If any doubt could have existed under the provisions of the Constitution alone and the interpretations placed thereon by the Supreme Court, we think such doubt is effectively removed by the provisions of the statutes above referred to relating to the enforcement of the liquor laws. It is not the province of this court to inquire into or question the wisdom of Congress in enacting these provisions. We must determine the law as we find it, even though the result be greatly to hamper and embarrass officers in their efforts to curb the manufacture or illegal possession of whisky in private homes. Before its adoption, the National Prohibition Law was the subject of long and vigorous debate by both branches of Congress, and the restriction on the right of searches of private residences was not only provided by section 25 of title 2 of that act (27 USCA § 39) but further emphasized by section 6 of the supplemental act of 1921, 42 Stat. 222 (18 USCA § 53). In determining the legality of searches and seizures under that law, the Supreme Court has carefully outlined the effect to be given these provisions. In the case of U. S. v. Berkeness, 275 U.S. 149, at page 155, 48 S. Ct. 46, 48 (72 L. Ed. 211), it is said:

"The emphatic declaration that no private dwelling shall be searched except under specified circumstances discloses a general policy to protect the home against intrusion through the use of search warrants."

And in the Agnello Case, supra, the court said:

"Save in certain cases as incident to arrest, there is no sanction in the decisions of the courts, federal or state, for the search of a private dwelling house without a warrant."

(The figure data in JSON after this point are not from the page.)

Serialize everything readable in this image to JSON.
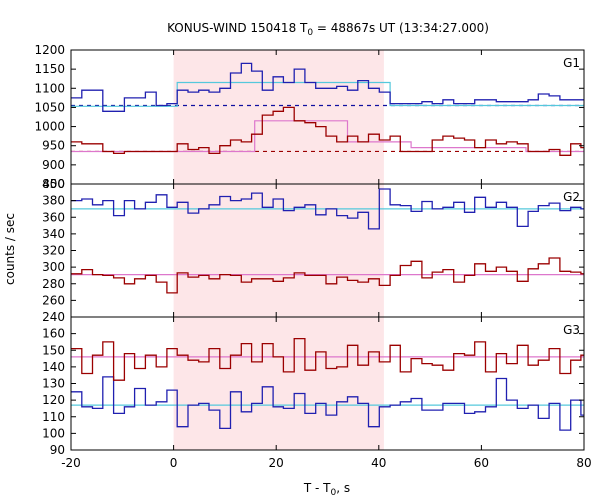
{
  "chart_data": {
    "type": "line",
    "title_pre": "KONUS-WIND 150418 T",
    "title_sub": "0",
    "title_post": " = 48867s UT (13:34:27.000)",
    "xlabel_pre": "T - T",
    "xlabel_sub": "0",
    "xlabel_post": ", s",
    "ylabel": "counts / sec",
    "xlim": [
      -20,
      80
    ],
    "xticks": [
      -20,
      0,
      20,
      40,
      60,
      80
    ],
    "shaded_region": [
      0,
      41
    ],
    "step_x": [
      -20,
      -17.9,
      -15.8,
      -13.8,
      -11.7,
      -9.6,
      -7.6,
      -5.5,
      -3.4,
      -1.3,
      0.7,
      2.8,
      4.9,
      6.9,
      9,
      11.1,
      13.2,
      15.2,
      17.3,
      19.4,
      21.4,
      23.5,
      25.6,
      27.7,
      29.7,
      31.8,
      33.9,
      35.9,
      38,
      40.1,
      42.2,
      44.2,
      46.3,
      48.4,
      50.4,
      52.5,
      54.6,
      56.7,
      58.7,
      60.8,
      62.9,
      64.9,
      67,
      69.1,
      71.1,
      73.2,
      75.3,
      77.4,
      79.4,
      80
    ],
    "panels": [
      {
        "label": "G1",
        "ylim": [
          850,
          1200
        ],
        "yticks": [
          850,
          900,
          950,
          1000,
          1050,
          1100,
          1150,
          1200
        ],
        "series": [
          {
            "color": "#2020b0",
            "values": [
              1075,
              1095,
              1095,
              1040,
              1040,
              1075,
              1075,
              1090,
              1055,
              1060,
              1095,
              1090,
              1095,
              1090,
              1100,
              1140,
              1165,
              1145,
              1095,
              1130,
              1115,
              1150,
              1115,
              1100,
              1100,
              1105,
              1095,
              1120,
              1100,
              1090,
              1060,
              1060,
              1060,
              1065,
              1060,
              1070,
              1060,
              1060,
              1070,
              1070,
              1065,
              1065,
              1065,
              1070,
              1085,
              1080,
              1070,
              1070,
              1070
            ]
          },
          {
            "color": "#9b0000",
            "values": [
              960,
              955,
              955,
              935,
              930,
              935,
              935,
              935,
              935,
              935,
              955,
              940,
              945,
              930,
              950,
              965,
              960,
              980,
              1030,
              1040,
              1050,
              1015,
              1010,
              1000,
              975,
              960,
              975,
              960,
              980,
              965,
              975,
              935,
              935,
              935,
              965,
              975,
              970,
              965,
              945,
              965,
              955,
              960,
              955,
              935,
              935,
              940,
              925,
              955,
              945
            ]
          }
        ],
        "backgrounds": [
          {
            "color": "#1010a0",
            "level": 1055,
            "x": [
              -20,
              80
            ],
            "style": "dashed"
          },
          {
            "color": "#9b0000",
            "level": 935,
            "x": [
              -20,
              80
            ],
            "style": "dashed"
          }
        ],
        "fit_steps": [
          {
            "color": "#55c8dc",
            "x": [
              -20,
              0.7,
              0.7,
              42.2,
              42.2,
              80
            ],
            "y": [
              1053,
              1053,
              1115,
              1115,
              1055,
              1055
            ]
          },
          {
            "color": "#dd77cc",
            "x": [
              -20,
              15.8,
              15.8,
              33.9,
              33.9,
              46.3,
              46.3,
              68.7,
              68.7,
              80
            ],
            "y": [
              935,
              935,
              1015,
              1015,
              960,
              960,
              945,
              945,
              935,
              935
            ]
          }
        ]
      },
      {
        "label": "G2",
        "ylim": [
          240,
          400
        ],
        "yticks": [
          240,
          260,
          280,
          300,
          320,
          340,
          360,
          380,
          400
        ],
        "series": [
          {
            "color": "#2020b0",
            "values": [
              380,
              382,
              375,
              380,
              362,
              380,
              370,
              378,
              387,
              372,
              378,
              365,
              370,
              375,
              385,
              380,
              382,
              389,
              372,
              382,
              368,
              372,
              375,
              363,
              370,
              362,
              359,
              366,
              346,
              394,
              375,
              374,
              367,
              379,
              370,
              372,
              378,
              366,
              384,
              372,
              378,
              372,
              349,
              367,
              374,
              377,
              368,
              372,
              370
            ]
          },
          {
            "color": "#9b0000",
            "values": [
              292,
              297,
              291,
              290,
              287,
              280,
              286,
              290,
              282,
              269,
              293,
              288,
              290,
              286,
              291,
              290,
              282,
              286,
              286,
              283,
              287,
              293,
              290,
              290,
              280,
              288,
              284,
              282,
              286,
              278,
              290,
              302,
              307,
              287,
              294,
              297,
              282,
              290,
              304,
              295,
              300,
              295,
              283,
              298,
              304,
              311,
              295,
              294,
              292
            ]
          }
        ],
        "fit_steps": [
          {
            "color": "#55c8dc",
            "x": [
              -20,
              80
            ],
            "y": [
              370,
              370
            ]
          },
          {
            "color": "#dd77cc",
            "x": [
              -20,
              80
            ],
            "y": [
              291,
              291
            ]
          }
        ]
      },
      {
        "label": "G3",
        "ylim": [
          90,
          170
        ],
        "yticks": [
          90,
          100,
          110,
          120,
          130,
          140,
          150,
          160
        ],
        "series": [
          {
            "color": "#2020b0",
            "values": [
              125,
              116,
              115,
              134,
              112,
              116,
              127,
              117,
              119,
              126,
              104,
              117,
              118,
              114,
              103,
              125,
              113,
              118,
              128,
              116,
              115,
              124,
              112,
              118,
              111,
              119,
              122,
              118,
              104,
              116,
              117,
              119,
              121,
              114,
              114,
              118,
              118,
              112,
              113,
              116,
              133,
              120,
              115,
              117,
              109,
              118,
              102,
              120,
              111
            ]
          },
          {
            "color": "#9b0000",
            "values": [
              151,
              136,
              147,
              155,
              132,
              148,
              139,
              147,
              140,
              151,
              147,
              144,
              143,
              151,
              139,
              147,
              154,
              143,
              154,
              146,
              137,
              157,
              138,
              149,
              139,
              140,
              153,
              141,
              149,
              143,
              153,
              137,
              145,
              142,
              141,
              138,
              148,
              147,
              155,
              137,
              148,
              142,
              153,
              141,
              144,
              151,
              136,
              144,
              147
            ]
          }
        ],
        "fit_steps": [
          {
            "color": "#55c8dc",
            "x": [
              -20,
              80
            ],
            "y": [
              117,
              117
            ]
          },
          {
            "color": "#dd77cc",
            "x": [
              -20,
              80
            ],
            "y": [
              146,
              146
            ]
          }
        ]
      }
    ]
  }
}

The complete review of the decided cases on the subject, which was made by the court in that case, and the especially clear and forceful review contained in the Henderson Case, supra, renders it both unnecessary and inadvisable that we should further review the authorities. The effect of the decisions, while recognizing the right of search as an incident of a lawful arrest, is to require the utmost caution in the search of private residences and to require as a prerequisite thereto such a degree of certainty of the knowledge of both the nature and the instant perpetration of the crime as the officers herein failed to exhibit and as the evidence failed to disclose in the instant case.

Reversed.

NORTHCOTT, Circuit Judge (dissenting).

In Benton v. United States, 28 F.(2d) 695, this court held that the sense of smell was sufficient to justify a reasonably cautious man, in whom the sense of smell was highly trained, in believing that a crime like that in *279 the instant case was being committed in his presence. A full discussion of the use of the various senses in detecting crimes of this character will be found in that case. Here the officers swore they became convinced from their sense of smell that a still was being operated in one of the rooms of the De Pater house. This being true, it seems only reasonable that, guided by the sense of smell, they could look into the room where the still was, and that, having their sense of smell supported by the sense of sight, they could enter and seize the still. It was for the jury to decide as to the reasonableness of the testimony of the officers. This the jury did decide, and found the defendant guilty. The right of officers to stop the commission of a crime carried on in their presence cannot be doubted. Their sense of smell convinced them that a crime was being committed in their presence, and they proceeded in a perfectly rational and normal way to prevent the continuing crime.